Tilleke & Gibbins, our corporate member, has kindly provided this information to us that on Tuesday, 9 June 2020, the Thai Cabinet approved a draft amendment to the Revenue Code to impose value-added tax (VAT) on e-service providers and e-platform operators with no presence in Thailand for payments received from users in Thailand.
The VAT requirements are expected to apply to all forms of qualifying international e-service providers and e-platform operators, whether websites, smartphone applications, social media, or similar; and across a variety of businesses, from hotel booking sites to streaming media platforms. The new legislation aims to align Thailand with guidelines from the Organisation for Economic Cooperation and Development (OECD) titled Mechanisms for the Effective Collection of VAT/GST Where the Supplier is Not Located in the Jurisdiction of Taxation, which many countries have already adopted.
Under the draft act, foreign e-service providers and e-platform operators that receive over Baht 1.8 million in any given tax year from non-VAT registrant customers or users in Thailand, and that provide paid-for services within Thailand, must register for VAT with the Thailand Revenue Department. This is the same threshold that already applies to Thai operators of VAT-paying businesses. VAT registration—which can be done electronically—will result in foreign operators having to remit 7% VAT on income received from non-VAT registrant customers or users in Thailand, together with VAT returns, to the Revenue Department on a monthly basis. However, unlike ordinary Thai VAT registrants, foreign e-service providers and e-platform operators must not deduct output tax from the 7% VAT payable or issue tax invoices to Thai customers. Operators of e-platforms whose members provide e-services will have to pay VAT on behalf of those members.

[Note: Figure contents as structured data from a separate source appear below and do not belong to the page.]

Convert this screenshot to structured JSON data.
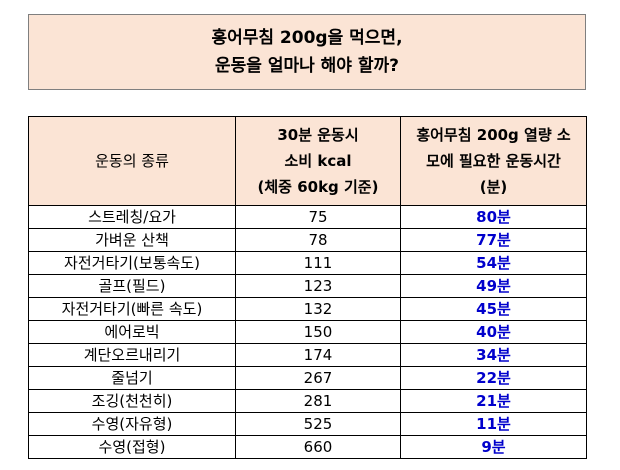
{
  "title": {
    "line1": "홍어무침 200g을 먹으면,",
    "line2": "운동을 얼마나 해야 할까?"
  },
  "table": {
    "headers": [
      {
        "lines": [
          "운동의 종류"
        ]
      },
      {
        "lines": [
          "30분 운동시",
          "소비 kcal",
          "(체중 60kg 기준)"
        ]
      },
      {
        "lines": [
          "홍어무침 200g 열량 소",
          "모에 필요한 운동시간",
          "(분)"
        ]
      }
    ],
    "rows": [
      {
        "exercise": "스트레칭/요가",
        "kcal": "75",
        "time": "80분"
      },
      {
        "exercise": "가벼운 산책",
        "kcal": "78",
        "time": "77분"
      },
      {
        "exercise": "자전거타기(보통속도)",
        "kcal": "111",
        "time": "54분"
      },
      {
        "exercise": "골프(필드)",
        "kcal": "123",
        "time": "49분"
      },
      {
        "exercise": "자전거타기(빠른 속도)",
        "kcal": "132",
        "time": "45분"
      },
      {
        "exercise": "에어로빅",
        "kcal": "150",
        "time": "40분"
      },
      {
        "exercise": "계단오르내리기",
        "kcal": "174",
        "time": "34분"
      },
      {
        "exercise": "줄넘기",
        "kcal": "267",
        "time": "22분"
      },
      {
        "exercise": "조깅(천천히)",
        "kcal": "281",
        "time": "21분"
      },
      {
        "exercise": "수영(자유형)",
        "kcal": "525",
        "time": "11분"
      },
      {
        "exercise": "수영(접형)",
        "kcal": "660",
        "time": "9분"
      }
    ]
  },
  "colors": {
    "header_bg": "#fbe4d5",
    "time_text": "#0000cc"
  }
}
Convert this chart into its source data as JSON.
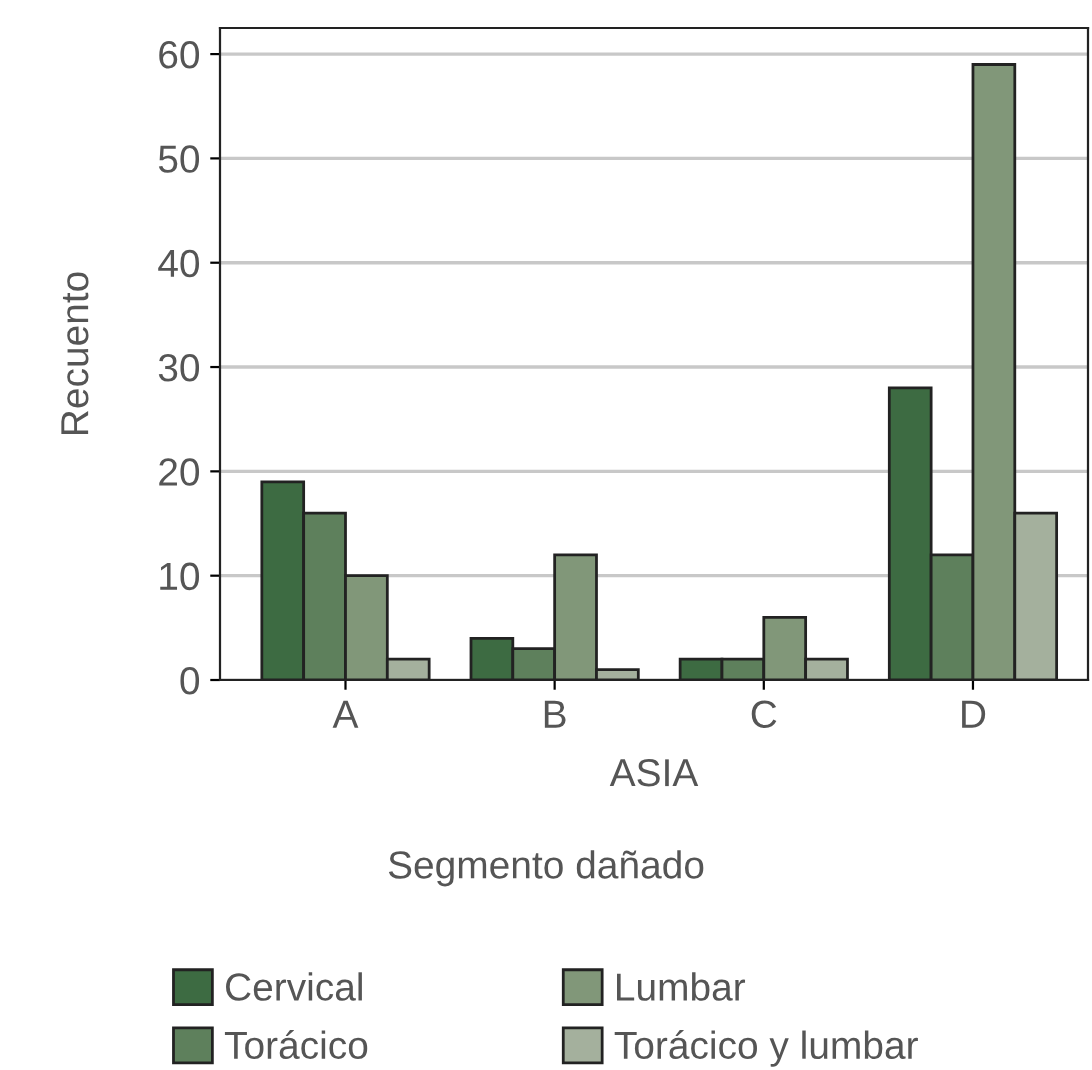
{
  "chart_data": {
    "type": "bar",
    "xlabel": "ASIA",
    "ylabel": "Recuento",
    "legend_title": "Segmento dañado",
    "categories": [
      "A",
      "B",
      "C",
      "D"
    ],
    "series": [
      {
        "name": "Cervical",
        "color": "#3d6b42",
        "values": [
          19,
          4,
          2,
          28
        ]
      },
      {
        "name": "Torácico",
        "color": "#5e805c",
        "values": [
          16,
          3,
          2,
          12
        ]
      },
      {
        "name": "Lumbar",
        "color": "#819779",
        "values": [
          10,
          12,
          6,
          59
        ]
      },
      {
        "name": "Torácico y lumbar",
        "color": "#a4b09d",
        "values": [
          2,
          1,
          2,
          16
        ]
      }
    ],
    "ylim": [
      0,
      62.5
    ],
    "yticks": [
      0,
      10,
      20,
      30,
      40,
      50,
      60
    ],
    "grid": "y",
    "legend": "bottom"
  }
}
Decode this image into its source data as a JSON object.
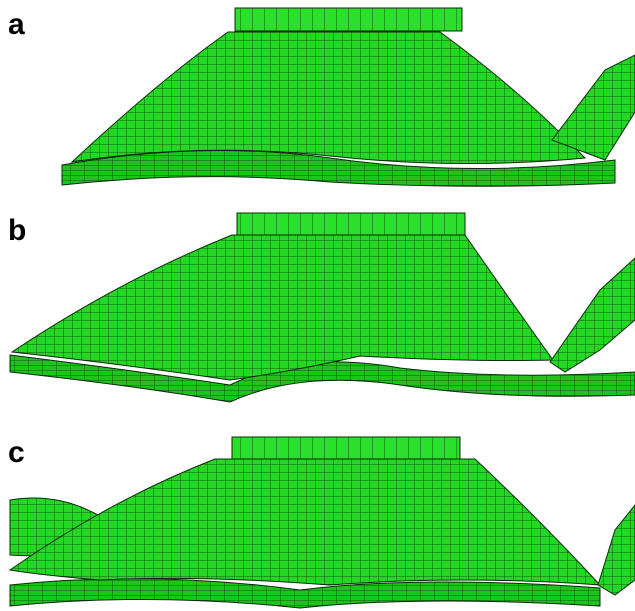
{
  "panels": [
    {
      "label": "a"
    },
    {
      "label": "b"
    },
    {
      "label": "c"
    }
  ]
}
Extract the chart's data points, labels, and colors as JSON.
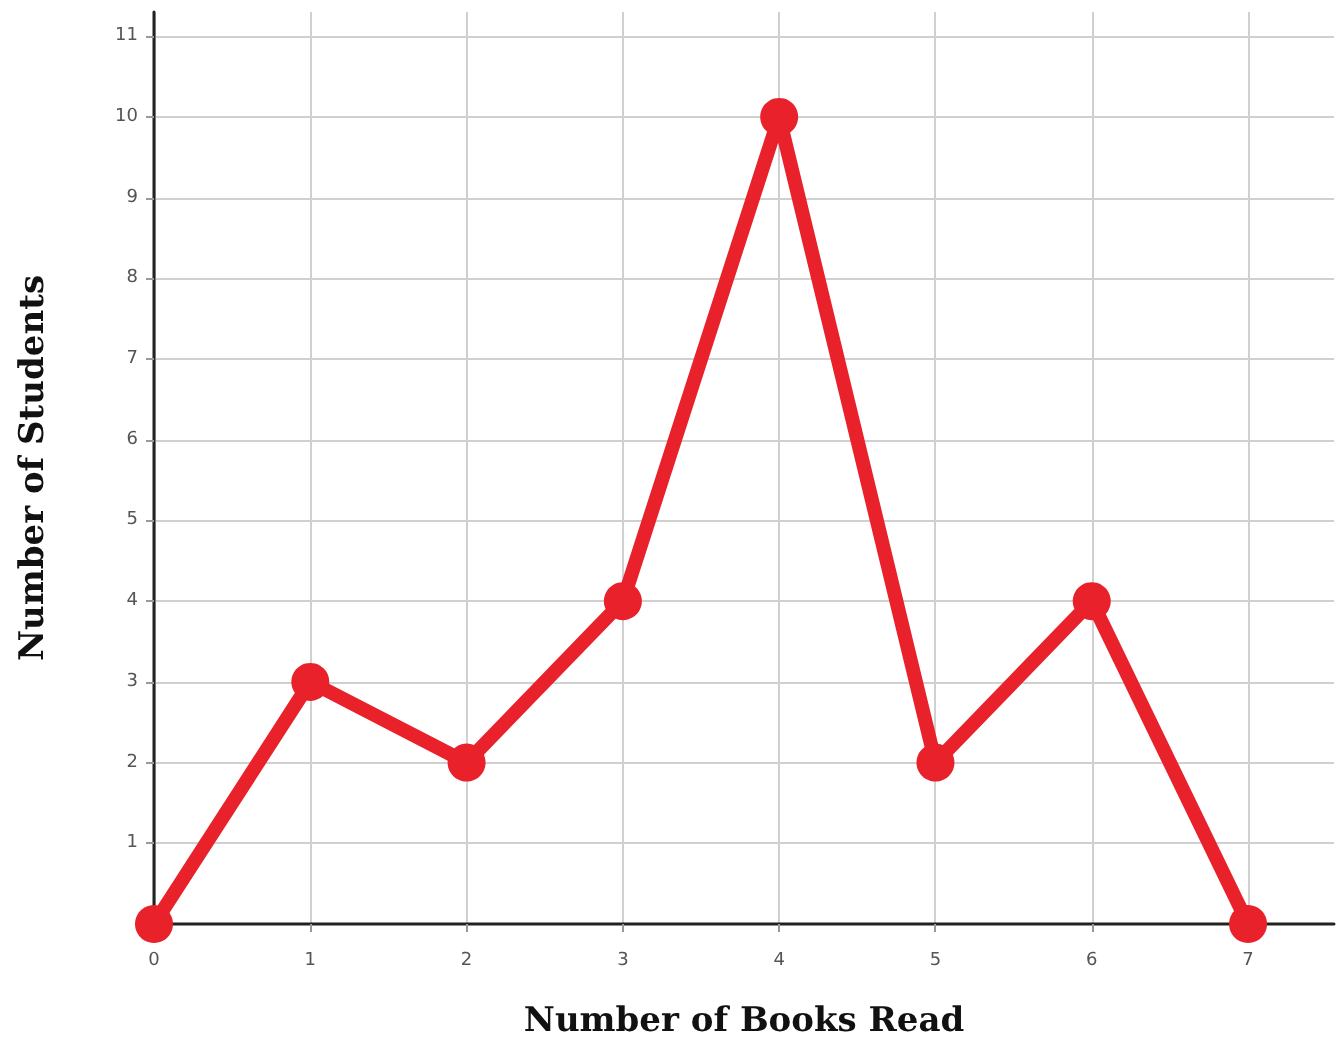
{
  "chart_data": {
    "type": "line",
    "xlabel": "Number of Books Read",
    "ylabel": "Number of Students",
    "x": [
      0,
      1,
      2,
      3,
      4,
      5,
      6,
      7
    ],
    "series": [
      {
        "color": "#e8212b",
        "values": [
          0,
          3,
          2,
          4,
          10,
          2,
          4,
          0
        ]
      }
    ],
    "xlim": [
      0,
      7.55
    ],
    "xticks": [
      0,
      1,
      2,
      3,
      4,
      5,
      6,
      7
    ],
    "ylim": [
      0,
      11.3
    ],
    "yticks": [
      1,
      2,
      3,
      4,
      5,
      6,
      7,
      8,
      9,
      10,
      11
    ],
    "grid": true,
    "marker": "circle",
    "line_style": "solid"
  }
}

Nonetheless, the draft act should not create an indirect tax burden on Thai consumers who purchase services from these offshore operators. Few Thai consumers are aware that they must currently pay 7% VAT to the Revenue Department, and file the relevant VAT form, every time they pay foreign operators for services, on a self-assessed basis.
The draft act will be sent for parliamentary approval before it is officially promulgated in the Government Gazette, and the Revenue Department is subsequently expected to issue ministerial implementing regulations and informational guides for the public. This should provide greater clarity on certain unanswered issues, such as the types of exempted e-services, enforcement mechanisms, and penalties for non-compliance.